Women will now be eligible to join the Navy SEALs, Army Special Forces and other Special Operations Units. It also opens the Marine Corps infantry, a battle-hardened force that many service officials had openly advocated keeping closed to female service members.

“There will be no exceptions,” Carter said. “This means that, as long as they qualify and meet the standards, women will now be able to contribute to our mission in ways they could not before.”

Carter’s announcement caps three years of experimentation at the Pentagon and breakthroughs for women in the armed services. Earlier this year, two female soldiers became the first women to ever graduate from the Army’s grueling Ranger School. But the Pentagon’s project also set off a bitter debate about how women should be integrated.

Carter said that top leaders in the Army, Navy, Air Force and U.S. Special Operations Command all recommended that all jobs be opened to women. The Marine Corps recommended that certain jobs such as machine gunner be kept closed, but the secretary said that the military is a joint force, and his decision will apply to everyone. The top Marine officer who made that recommendation, Gen. Joseph F. Dunford, became chairman of the Joint Chiefs of Staff in September, and did not appear alongside Carter on Thursday.

The services will have 30 days to provide plans to Carter on how they will implement the policy change, he said. By law, the military also must notify Congress formally and wait that long before making any changes.

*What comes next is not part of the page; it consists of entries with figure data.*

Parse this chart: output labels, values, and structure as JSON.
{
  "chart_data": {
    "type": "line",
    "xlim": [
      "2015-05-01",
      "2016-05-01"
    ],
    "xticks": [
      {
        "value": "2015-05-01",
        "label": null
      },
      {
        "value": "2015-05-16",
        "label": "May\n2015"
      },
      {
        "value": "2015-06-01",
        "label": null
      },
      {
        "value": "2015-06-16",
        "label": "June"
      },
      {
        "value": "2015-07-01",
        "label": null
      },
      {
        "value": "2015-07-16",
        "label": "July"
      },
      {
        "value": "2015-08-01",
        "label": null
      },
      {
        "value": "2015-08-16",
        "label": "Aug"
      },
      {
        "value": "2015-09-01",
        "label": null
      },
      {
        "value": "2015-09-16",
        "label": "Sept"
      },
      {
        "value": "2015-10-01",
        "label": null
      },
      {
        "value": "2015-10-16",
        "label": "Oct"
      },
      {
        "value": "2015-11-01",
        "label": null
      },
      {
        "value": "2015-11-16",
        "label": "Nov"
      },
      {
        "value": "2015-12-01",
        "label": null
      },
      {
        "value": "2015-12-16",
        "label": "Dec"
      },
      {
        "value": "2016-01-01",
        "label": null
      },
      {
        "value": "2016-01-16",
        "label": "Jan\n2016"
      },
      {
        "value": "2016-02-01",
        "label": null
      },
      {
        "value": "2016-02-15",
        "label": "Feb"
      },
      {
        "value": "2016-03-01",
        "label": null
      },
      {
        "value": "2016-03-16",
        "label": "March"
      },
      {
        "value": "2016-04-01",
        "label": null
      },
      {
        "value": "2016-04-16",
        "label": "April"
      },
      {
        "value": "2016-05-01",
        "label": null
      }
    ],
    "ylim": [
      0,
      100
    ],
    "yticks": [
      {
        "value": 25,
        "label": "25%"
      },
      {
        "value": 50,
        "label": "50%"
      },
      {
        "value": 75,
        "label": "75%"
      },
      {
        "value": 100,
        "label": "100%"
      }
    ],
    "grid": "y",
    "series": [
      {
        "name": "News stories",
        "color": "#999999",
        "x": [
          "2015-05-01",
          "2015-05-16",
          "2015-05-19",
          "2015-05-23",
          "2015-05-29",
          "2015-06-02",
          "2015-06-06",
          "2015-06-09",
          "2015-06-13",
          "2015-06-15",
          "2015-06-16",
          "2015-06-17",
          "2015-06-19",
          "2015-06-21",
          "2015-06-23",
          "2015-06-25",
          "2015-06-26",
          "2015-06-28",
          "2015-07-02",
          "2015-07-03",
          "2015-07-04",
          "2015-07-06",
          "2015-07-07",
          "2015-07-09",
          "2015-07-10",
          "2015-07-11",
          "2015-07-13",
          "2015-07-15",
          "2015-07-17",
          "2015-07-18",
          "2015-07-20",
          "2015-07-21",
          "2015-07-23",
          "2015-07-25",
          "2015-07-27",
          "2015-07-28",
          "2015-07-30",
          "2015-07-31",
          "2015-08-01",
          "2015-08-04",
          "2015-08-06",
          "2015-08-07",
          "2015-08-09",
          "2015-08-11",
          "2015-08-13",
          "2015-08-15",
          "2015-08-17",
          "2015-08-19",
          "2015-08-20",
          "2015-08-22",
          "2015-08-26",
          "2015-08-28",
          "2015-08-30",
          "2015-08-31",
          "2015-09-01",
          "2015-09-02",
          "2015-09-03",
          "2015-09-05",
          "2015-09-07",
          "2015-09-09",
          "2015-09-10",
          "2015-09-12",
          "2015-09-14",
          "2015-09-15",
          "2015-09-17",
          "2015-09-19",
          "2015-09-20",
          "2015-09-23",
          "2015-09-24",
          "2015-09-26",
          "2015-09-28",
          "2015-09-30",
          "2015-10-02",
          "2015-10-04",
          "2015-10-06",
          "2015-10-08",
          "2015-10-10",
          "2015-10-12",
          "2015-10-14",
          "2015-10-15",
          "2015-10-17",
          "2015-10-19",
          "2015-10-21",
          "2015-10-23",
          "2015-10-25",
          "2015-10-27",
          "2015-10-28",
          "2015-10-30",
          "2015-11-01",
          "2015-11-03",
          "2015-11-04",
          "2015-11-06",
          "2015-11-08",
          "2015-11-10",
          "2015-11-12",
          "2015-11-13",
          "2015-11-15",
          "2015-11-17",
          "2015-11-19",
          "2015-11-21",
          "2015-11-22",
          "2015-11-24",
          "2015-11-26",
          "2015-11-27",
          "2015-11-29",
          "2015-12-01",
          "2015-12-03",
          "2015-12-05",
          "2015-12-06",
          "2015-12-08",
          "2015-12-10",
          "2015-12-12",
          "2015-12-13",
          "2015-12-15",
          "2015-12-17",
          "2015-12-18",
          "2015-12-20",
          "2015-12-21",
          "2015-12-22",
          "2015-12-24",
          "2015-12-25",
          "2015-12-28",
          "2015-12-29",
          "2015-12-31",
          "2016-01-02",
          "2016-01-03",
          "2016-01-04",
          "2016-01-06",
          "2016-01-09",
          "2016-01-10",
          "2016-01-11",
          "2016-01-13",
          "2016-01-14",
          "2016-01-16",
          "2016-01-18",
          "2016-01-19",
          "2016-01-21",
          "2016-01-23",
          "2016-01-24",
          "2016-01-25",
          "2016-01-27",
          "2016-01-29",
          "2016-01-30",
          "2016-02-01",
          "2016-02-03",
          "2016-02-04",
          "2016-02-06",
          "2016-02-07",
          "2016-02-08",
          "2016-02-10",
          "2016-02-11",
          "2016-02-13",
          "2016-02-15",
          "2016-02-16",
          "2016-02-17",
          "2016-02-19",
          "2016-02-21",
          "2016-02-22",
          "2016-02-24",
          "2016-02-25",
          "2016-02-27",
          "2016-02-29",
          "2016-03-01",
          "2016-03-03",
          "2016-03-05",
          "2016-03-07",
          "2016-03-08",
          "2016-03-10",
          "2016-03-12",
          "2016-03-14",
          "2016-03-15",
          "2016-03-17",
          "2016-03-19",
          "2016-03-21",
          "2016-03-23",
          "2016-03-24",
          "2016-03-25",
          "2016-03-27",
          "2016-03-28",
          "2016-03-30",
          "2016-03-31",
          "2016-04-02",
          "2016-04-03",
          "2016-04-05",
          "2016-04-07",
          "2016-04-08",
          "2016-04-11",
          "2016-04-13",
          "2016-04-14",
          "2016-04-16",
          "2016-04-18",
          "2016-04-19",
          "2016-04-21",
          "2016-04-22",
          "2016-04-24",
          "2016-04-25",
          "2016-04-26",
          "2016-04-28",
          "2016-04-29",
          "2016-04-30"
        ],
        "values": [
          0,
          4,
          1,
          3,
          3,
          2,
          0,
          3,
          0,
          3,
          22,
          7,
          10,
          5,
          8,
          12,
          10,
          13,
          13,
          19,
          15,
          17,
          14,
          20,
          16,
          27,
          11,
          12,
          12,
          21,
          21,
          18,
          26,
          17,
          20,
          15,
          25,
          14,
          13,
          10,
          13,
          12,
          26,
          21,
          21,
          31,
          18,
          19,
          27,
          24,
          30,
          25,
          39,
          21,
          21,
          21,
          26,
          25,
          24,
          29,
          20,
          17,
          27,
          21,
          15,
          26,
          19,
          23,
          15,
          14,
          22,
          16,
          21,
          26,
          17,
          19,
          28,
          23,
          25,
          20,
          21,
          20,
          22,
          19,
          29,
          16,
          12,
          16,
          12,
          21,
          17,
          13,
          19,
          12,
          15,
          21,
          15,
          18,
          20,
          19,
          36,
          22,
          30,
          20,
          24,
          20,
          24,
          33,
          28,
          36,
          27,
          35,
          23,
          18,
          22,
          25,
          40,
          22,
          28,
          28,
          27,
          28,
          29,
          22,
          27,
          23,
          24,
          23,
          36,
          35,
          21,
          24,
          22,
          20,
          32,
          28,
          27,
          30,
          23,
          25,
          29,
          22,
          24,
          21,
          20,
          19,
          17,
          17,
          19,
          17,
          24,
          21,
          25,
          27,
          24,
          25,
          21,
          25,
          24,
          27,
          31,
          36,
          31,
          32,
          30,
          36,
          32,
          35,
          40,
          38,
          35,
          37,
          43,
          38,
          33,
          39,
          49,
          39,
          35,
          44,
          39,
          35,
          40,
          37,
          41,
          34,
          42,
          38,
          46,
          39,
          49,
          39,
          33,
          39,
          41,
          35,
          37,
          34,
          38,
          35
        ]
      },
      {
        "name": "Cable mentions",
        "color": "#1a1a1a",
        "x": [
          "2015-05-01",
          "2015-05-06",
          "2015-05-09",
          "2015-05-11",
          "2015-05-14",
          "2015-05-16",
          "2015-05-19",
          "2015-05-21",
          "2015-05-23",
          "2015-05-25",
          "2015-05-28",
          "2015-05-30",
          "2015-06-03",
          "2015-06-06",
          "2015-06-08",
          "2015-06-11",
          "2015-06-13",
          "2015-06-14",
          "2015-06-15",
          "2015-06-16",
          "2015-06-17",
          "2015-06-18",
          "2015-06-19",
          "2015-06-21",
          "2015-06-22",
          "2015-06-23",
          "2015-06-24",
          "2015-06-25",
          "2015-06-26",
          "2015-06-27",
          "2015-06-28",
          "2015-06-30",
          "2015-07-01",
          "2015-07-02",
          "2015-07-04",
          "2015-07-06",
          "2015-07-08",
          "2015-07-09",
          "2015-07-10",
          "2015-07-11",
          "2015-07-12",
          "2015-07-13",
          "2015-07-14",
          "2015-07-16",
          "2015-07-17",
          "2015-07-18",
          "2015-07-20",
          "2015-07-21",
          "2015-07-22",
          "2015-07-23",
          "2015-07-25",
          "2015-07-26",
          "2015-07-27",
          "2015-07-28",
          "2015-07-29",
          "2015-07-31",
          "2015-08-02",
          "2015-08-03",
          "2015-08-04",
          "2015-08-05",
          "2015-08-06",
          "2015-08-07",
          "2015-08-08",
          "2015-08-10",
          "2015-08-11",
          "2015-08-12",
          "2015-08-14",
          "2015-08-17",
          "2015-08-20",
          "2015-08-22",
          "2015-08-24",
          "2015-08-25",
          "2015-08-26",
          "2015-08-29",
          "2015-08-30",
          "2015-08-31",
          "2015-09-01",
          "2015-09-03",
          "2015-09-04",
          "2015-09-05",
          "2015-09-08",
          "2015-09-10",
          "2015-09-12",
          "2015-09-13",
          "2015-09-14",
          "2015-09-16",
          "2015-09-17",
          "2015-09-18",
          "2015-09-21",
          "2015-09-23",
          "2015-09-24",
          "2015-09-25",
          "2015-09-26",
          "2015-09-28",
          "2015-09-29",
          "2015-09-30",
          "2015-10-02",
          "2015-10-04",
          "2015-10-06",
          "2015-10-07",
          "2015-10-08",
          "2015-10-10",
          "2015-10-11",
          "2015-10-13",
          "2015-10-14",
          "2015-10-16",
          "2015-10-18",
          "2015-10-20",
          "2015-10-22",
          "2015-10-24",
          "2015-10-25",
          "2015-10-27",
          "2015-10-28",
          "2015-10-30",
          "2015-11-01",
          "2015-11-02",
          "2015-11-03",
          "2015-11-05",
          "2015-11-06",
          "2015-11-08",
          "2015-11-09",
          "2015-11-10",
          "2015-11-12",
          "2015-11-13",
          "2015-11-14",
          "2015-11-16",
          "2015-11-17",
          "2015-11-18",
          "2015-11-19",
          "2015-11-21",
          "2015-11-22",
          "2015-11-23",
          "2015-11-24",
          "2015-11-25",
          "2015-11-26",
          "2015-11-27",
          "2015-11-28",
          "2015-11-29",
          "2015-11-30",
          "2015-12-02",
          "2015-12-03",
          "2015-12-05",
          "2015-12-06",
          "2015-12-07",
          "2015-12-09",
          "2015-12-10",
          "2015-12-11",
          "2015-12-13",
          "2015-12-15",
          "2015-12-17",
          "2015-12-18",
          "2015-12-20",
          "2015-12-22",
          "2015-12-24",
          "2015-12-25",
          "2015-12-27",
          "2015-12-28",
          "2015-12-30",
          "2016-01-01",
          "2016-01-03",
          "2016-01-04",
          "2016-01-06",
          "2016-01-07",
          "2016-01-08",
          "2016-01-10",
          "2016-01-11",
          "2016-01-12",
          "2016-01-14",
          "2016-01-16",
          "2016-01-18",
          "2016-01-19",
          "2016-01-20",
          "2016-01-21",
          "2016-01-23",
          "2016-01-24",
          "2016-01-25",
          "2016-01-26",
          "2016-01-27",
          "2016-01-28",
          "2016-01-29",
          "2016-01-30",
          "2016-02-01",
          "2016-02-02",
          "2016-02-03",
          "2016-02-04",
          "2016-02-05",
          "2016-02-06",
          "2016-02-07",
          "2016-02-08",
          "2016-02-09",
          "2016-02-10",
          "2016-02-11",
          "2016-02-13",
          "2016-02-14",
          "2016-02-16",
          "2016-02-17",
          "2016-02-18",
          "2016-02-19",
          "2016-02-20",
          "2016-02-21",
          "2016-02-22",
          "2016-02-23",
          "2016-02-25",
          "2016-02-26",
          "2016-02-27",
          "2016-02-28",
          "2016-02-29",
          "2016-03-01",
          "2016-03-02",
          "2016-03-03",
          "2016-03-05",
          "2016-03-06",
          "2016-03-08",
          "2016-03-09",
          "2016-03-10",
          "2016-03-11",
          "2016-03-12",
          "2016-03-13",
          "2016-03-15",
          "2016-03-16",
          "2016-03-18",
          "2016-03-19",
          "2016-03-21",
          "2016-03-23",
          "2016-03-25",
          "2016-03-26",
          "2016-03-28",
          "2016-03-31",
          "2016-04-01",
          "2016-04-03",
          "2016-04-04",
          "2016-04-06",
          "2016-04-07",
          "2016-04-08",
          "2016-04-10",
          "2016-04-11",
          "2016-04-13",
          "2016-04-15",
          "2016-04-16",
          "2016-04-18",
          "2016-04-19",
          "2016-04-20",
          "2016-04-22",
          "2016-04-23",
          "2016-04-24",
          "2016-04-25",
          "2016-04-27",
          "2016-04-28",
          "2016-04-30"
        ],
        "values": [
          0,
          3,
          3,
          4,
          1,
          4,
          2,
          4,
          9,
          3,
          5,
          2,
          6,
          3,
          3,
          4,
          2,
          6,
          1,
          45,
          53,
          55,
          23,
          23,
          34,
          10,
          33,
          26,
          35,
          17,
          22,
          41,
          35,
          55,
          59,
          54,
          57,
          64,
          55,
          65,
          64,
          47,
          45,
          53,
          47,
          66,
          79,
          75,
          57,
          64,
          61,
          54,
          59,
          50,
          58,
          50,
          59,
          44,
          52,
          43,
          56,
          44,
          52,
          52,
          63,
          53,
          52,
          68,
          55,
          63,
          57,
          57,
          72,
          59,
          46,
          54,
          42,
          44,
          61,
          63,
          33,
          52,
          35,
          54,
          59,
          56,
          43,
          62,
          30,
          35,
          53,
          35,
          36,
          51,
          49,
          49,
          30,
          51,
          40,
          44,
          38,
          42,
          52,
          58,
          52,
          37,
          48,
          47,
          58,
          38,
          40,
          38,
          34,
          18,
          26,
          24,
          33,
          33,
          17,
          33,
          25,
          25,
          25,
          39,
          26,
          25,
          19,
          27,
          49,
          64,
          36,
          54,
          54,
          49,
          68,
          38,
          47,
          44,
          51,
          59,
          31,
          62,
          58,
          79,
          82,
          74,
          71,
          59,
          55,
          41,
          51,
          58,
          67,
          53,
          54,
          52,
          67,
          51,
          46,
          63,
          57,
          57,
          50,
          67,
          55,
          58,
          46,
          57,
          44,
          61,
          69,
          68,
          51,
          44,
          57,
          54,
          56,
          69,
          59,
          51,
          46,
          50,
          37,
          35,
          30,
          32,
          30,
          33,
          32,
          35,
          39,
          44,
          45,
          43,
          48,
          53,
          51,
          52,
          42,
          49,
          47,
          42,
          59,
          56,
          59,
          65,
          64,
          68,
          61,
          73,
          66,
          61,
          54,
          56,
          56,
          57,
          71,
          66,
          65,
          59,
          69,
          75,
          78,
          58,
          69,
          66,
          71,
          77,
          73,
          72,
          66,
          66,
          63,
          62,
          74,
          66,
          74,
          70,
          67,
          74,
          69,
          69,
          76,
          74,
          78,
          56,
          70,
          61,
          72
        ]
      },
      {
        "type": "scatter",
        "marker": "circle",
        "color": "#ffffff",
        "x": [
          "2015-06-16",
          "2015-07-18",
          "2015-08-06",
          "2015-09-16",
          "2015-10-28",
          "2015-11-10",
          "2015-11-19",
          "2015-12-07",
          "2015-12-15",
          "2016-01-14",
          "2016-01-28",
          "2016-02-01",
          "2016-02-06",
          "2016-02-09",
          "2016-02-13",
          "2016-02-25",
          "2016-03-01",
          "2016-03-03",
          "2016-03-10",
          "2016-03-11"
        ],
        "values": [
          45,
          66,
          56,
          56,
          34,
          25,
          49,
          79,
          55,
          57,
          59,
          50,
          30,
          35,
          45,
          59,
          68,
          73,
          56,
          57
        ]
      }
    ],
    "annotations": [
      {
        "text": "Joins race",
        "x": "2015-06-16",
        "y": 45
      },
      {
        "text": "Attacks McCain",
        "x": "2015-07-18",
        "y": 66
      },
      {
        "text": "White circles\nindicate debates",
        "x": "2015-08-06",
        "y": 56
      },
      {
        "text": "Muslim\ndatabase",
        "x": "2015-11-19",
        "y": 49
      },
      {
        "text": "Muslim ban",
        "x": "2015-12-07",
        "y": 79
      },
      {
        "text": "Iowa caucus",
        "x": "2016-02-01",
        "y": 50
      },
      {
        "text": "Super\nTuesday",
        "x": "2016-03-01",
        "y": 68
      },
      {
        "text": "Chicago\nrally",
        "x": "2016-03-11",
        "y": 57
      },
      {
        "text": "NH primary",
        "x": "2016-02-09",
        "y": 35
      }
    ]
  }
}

The roots of the secretary’s decision date back to January 2013, when then-Defense Secretary Leon Panetta announced he was rescinding a longtime ban on women serving directly in ground combat units. Panetta gave the services until this fall to research the issue.

About 220,000 jobs, or about 10 percent, of the military remained closed to women before Thursday’s announcement, Carter said. Another 110,000 jobs in careers like artillery officer were opened in a series of decisions since 2013.